Key Points On the COP-21 Agenda 
1)      Intended Nationally Determined Contributions (INDCs) – The Paris agreement is anticipated to be a bottom-up treaty, with each country setting goals based on their unique national circumstances. These Intended Nationally Determined Contributions, or INDCs, will form the basis of the country-specific commitments under the new UN climate treaty. It is also expected that periodic review of these commitments will be instituted along with measuring, reporting, and verification to ensure the integrity and ambition of the commitments.  While may seem to be making INDCs, there are many questions as to whether countries will live up to these commitments.  Even the US commitment is being questions by experts as not adding up to the 26-28% reduction.  
2)      Green Climate Fund – Financing issues are among the most controversial in Paris, and they could easily derail any agreement. Many developing country INDCs are conditioned on financial support and technology transfer.  The Green Climate Fund (GCF) was proposed at COP-15 in Copenhagen in 2009, refined in subsequent meetings, and became operational in 2014. GCF aims to provide support to developing country efforts to reduce their GHG emissions and to adapt climate change.  However, this breaks down, it is clear that a significant portion of the expected funds—certainly tens if not hundreds of billions of dollars over many years—would be coming from public sources and would have to be appropriated by Congress. 
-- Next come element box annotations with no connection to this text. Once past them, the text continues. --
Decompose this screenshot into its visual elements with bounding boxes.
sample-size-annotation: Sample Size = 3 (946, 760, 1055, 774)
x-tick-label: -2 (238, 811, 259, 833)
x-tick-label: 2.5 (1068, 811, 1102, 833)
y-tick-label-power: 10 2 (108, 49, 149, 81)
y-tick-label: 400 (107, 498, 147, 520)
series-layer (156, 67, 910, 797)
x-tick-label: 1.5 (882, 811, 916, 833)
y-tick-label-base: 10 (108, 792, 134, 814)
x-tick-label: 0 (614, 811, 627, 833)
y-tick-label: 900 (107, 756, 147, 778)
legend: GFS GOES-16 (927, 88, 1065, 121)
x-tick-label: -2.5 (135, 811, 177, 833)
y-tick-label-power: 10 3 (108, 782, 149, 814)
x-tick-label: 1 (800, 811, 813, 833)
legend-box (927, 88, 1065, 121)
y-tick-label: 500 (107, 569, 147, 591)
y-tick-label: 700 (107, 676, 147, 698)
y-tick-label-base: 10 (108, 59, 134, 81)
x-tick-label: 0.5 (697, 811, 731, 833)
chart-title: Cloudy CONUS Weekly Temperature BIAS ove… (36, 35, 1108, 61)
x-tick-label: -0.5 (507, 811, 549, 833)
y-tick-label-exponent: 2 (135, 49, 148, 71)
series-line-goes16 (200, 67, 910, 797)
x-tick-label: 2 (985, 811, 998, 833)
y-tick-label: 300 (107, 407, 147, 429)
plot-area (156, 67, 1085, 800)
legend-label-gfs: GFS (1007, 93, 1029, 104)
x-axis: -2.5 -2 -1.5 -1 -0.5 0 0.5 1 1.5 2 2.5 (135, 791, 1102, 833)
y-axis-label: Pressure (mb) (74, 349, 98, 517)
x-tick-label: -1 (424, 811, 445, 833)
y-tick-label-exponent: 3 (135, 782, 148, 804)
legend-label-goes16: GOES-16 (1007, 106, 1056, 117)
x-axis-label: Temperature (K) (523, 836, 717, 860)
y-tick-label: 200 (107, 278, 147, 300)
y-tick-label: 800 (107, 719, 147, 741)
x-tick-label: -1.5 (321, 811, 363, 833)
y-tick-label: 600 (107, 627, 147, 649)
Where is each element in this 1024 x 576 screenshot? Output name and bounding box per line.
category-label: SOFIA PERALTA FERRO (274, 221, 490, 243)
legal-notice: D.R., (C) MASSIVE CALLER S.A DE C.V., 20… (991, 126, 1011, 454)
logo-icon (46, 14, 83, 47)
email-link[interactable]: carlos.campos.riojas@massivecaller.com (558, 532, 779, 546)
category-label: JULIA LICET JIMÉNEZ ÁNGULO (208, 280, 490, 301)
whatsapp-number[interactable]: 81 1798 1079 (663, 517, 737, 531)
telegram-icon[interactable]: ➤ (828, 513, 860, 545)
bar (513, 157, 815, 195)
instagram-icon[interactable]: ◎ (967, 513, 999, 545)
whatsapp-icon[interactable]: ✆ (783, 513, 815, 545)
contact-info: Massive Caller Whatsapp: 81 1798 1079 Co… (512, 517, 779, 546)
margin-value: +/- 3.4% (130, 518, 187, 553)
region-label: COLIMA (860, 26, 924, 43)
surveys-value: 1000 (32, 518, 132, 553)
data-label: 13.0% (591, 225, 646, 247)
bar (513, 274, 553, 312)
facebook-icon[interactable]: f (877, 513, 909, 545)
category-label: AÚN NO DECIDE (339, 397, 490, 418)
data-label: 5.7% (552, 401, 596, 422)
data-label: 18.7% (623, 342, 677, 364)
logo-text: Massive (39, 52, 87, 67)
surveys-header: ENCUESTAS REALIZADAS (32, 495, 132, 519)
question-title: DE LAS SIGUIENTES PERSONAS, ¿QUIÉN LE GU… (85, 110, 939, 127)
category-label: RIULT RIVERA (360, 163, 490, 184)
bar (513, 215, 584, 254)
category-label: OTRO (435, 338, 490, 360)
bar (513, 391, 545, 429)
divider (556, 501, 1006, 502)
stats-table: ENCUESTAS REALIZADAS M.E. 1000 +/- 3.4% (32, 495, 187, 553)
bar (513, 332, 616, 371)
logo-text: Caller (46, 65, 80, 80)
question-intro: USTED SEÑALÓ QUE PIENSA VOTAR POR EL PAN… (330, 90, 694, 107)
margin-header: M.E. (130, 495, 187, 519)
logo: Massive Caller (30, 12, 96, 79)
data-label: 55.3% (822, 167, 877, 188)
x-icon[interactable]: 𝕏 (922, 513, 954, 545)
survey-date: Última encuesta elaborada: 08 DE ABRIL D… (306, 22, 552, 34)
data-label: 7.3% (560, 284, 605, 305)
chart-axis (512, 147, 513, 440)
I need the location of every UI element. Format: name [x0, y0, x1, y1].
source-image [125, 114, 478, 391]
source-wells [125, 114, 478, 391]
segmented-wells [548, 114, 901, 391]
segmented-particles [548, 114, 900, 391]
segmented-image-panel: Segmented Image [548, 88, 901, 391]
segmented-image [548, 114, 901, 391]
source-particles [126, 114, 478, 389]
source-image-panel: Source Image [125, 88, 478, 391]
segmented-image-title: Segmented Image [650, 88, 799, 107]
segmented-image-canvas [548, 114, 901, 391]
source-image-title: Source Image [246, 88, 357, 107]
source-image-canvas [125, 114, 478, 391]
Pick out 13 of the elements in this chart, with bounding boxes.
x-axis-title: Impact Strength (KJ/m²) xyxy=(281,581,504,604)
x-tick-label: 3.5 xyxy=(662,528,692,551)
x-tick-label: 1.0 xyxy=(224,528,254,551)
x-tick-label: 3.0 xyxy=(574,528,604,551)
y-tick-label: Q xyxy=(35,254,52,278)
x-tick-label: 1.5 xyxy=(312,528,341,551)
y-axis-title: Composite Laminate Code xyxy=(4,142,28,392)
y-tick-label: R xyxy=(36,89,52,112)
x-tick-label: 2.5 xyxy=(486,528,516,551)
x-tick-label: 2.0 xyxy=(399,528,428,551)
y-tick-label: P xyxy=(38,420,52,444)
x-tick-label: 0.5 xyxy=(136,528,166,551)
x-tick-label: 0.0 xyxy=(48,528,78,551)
3)      Intellectual property – Developing countries have used this provision deftly to justify their attempts to weaken intellectual property rights (IPR) protections, ostensibly to remove the supposed “barriers” to technology transfer raised by IPR. Compulsory licensing and a fund supported by developed countries to buy down IP are two of many proposals being bruited. IPR serve as a fundamental catalyst of innovation, and study after study has shown that it is not a barrier to technology transfer. A weakened IPR regime such as that being proposed above would provide precious little incentive for companies to invest in advanced technologies if after years of research and development and millions or even billions of dollars invested, their inventions could be expropriated outright by companies in developing countries and manufactured and sold around the world at reduced cost. Under such a circumstance, some of the most innovative companies in the developed world would simply abandon the development of advanced energy technologies. 
4)      Technology Transfer – Tied to INDCs and the Green Fund, Technology Transfer is one fundamental issue that could bridge the gap.  It frankly is a better way to move toward a positive goal transforming our energy economy:  engage developing countries with advanced technology transfer to help them grow their economies more efficiently and cleanly.   
5)      Verification – An issue that does not receive the attention it deserves is measuring, reporting, and verification of climate policies. As things stand now, the system of MRV that is likely to come out of Paris will focus not on whether a country meets its emissions goal, but on whether it implements the policies and measures designed to meet its goal. In other words, MRV is more about process than results. MRV will be especially challenging in developing countries. Transparency is a key to open markets and planning, and businesses will be reticent to invest in developing economies without assurances that its investments in emission reduction and offset projects are real and that government activities in support of INDCs have integrity. 
6)      Binding Legal Commitments Or Non-binding Political Agreement – The Paris Agreement will not be a treaty.  The Paris Agreement will be a multilateral international agreement that will include almost every country in the world. Yet some believe that If the outcome of the Paris Conference is to make promises to reduce emissions legally binding, then the Paris Agreement must be submitted to the Senate for approval as a treaty under Article II.  This will continue to be a contentious point of negotiating among parties and one that US Senators will be watching closely.